A PFO is a small hole in the heart that could allow passage of a blood clot.
Up to 30 percent of Americans have a PFO, the FDA explained in a news release. The condition typically causes no health issues and doesn't require treatment.
However, in a small number of cases, the PFO provides "a path for a blood clot to travel to the brain where it [blocks] a blood vessel resulting in a stroke," the agency added.

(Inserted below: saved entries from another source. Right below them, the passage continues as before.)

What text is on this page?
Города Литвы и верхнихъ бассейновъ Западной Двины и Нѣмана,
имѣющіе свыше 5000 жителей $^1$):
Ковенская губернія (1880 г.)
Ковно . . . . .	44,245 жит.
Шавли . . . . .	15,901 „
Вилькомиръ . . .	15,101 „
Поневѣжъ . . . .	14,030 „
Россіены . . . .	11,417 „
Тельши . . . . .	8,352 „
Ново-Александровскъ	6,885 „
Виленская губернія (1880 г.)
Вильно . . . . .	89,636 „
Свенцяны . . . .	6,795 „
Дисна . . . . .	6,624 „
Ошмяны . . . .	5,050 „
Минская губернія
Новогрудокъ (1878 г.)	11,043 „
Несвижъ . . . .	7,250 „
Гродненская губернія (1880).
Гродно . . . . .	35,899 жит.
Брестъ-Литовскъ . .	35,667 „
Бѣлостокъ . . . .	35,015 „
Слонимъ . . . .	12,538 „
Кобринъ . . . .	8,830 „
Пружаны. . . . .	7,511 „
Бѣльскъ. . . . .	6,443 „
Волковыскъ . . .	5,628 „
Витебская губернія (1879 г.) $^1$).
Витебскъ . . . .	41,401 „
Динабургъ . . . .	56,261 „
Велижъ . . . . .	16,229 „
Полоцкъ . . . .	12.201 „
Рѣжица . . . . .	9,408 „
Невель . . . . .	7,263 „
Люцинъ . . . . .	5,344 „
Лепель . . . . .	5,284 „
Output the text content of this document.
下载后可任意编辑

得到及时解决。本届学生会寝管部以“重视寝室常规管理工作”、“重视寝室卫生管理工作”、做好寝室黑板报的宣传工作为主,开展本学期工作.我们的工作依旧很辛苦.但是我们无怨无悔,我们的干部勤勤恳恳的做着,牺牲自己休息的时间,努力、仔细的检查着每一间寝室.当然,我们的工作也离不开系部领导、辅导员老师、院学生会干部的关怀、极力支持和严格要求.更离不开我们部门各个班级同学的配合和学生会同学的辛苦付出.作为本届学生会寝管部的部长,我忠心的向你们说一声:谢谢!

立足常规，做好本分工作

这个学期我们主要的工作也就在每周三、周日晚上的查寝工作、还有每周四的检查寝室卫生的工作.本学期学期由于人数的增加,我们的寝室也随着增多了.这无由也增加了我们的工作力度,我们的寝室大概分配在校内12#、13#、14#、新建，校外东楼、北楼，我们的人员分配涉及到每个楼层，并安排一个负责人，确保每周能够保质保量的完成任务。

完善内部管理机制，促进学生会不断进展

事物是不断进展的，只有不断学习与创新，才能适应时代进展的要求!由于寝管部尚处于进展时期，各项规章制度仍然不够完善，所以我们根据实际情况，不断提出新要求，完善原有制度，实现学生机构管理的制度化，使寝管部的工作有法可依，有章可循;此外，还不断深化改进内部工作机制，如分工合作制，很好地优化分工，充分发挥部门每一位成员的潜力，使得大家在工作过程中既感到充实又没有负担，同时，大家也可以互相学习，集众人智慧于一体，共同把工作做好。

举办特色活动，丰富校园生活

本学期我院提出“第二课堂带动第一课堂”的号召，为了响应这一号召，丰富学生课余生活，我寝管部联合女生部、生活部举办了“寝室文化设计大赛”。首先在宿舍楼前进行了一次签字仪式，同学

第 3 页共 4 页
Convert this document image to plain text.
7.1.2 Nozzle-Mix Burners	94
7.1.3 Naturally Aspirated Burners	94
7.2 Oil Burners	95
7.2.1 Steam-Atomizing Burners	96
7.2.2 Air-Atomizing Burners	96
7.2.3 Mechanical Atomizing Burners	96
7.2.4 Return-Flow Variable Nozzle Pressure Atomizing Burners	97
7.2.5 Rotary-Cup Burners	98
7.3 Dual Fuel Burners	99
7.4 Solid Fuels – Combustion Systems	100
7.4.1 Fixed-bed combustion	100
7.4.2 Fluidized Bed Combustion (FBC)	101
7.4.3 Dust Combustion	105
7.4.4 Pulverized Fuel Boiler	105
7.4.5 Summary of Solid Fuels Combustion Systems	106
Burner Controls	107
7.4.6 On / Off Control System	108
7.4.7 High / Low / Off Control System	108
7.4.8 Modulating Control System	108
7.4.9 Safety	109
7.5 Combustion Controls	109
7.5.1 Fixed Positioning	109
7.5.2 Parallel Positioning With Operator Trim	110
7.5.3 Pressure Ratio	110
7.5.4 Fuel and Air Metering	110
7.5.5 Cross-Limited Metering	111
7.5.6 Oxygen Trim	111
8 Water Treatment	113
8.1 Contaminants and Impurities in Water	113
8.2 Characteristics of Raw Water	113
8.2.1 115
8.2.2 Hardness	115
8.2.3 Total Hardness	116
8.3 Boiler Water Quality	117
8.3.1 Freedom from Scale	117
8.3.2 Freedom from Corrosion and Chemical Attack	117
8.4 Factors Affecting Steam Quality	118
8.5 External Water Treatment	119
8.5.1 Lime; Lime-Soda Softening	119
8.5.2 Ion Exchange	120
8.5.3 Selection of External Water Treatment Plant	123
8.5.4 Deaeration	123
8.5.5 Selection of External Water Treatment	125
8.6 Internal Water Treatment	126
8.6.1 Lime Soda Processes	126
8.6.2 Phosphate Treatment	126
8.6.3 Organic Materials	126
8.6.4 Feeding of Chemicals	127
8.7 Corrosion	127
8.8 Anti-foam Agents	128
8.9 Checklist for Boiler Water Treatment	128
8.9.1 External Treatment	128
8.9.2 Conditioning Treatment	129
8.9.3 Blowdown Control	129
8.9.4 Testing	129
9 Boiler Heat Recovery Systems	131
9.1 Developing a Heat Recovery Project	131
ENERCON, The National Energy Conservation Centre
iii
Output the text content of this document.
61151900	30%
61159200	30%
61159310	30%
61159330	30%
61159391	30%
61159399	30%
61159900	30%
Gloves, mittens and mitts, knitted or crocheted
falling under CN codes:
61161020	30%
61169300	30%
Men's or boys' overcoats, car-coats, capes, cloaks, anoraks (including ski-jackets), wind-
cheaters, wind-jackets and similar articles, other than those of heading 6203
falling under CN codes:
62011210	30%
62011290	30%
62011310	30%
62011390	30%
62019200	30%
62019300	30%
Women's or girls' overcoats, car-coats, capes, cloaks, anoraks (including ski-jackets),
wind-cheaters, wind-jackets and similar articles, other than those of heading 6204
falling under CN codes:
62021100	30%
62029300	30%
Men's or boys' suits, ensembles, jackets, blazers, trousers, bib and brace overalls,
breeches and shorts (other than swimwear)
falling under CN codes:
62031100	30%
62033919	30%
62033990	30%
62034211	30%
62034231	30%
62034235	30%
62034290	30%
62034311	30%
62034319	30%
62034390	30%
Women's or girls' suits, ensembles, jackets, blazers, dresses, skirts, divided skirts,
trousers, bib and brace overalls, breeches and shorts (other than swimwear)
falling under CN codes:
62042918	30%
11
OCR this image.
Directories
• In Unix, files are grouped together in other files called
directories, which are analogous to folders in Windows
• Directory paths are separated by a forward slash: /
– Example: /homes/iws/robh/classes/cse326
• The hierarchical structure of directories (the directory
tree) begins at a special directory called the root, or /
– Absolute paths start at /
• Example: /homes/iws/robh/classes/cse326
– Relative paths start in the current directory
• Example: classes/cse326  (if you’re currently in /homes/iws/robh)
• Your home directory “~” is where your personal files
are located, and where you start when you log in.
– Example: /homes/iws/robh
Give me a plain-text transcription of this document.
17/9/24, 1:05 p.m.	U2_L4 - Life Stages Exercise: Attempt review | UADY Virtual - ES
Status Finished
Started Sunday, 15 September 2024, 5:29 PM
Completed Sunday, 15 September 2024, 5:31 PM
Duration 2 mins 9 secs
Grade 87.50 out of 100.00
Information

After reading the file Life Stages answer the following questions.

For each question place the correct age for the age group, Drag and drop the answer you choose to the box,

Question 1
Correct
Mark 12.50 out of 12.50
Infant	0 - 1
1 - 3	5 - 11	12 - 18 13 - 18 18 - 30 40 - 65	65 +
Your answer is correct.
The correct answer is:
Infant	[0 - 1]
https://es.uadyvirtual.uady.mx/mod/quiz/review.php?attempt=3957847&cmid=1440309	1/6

The new device is inserted via a catheter in a leg vein and is advanced to the heart.
It was FDA approved nearly a decade ago, but its manufacturer withdrew the application for approval after the agency told the manufacturer that more than 4,000 people could be eligible for the device, making the device ineligible for the agency's humanitarian device exemption.
The new approval followed clinical testing of the device's safety and effectiveness among more than 900 participants, aged 18 to 60 years. Those who used the device plus blood-thinning medication were 50 percent less likely to have a new stroke, compared with those who took blood-thinning medication alone, the FDA said.
Potential side effects of the device include heart injury, irregular heart rate or blood clot at the implant site. People with abnormal connections between the heart's chambers or in whom unusual cardiovascular anatomy might inhibit the device's implantation shouldn't use the device, the FDA said.
The device is produced by St Jude Medical, based in Plymouth, Minn.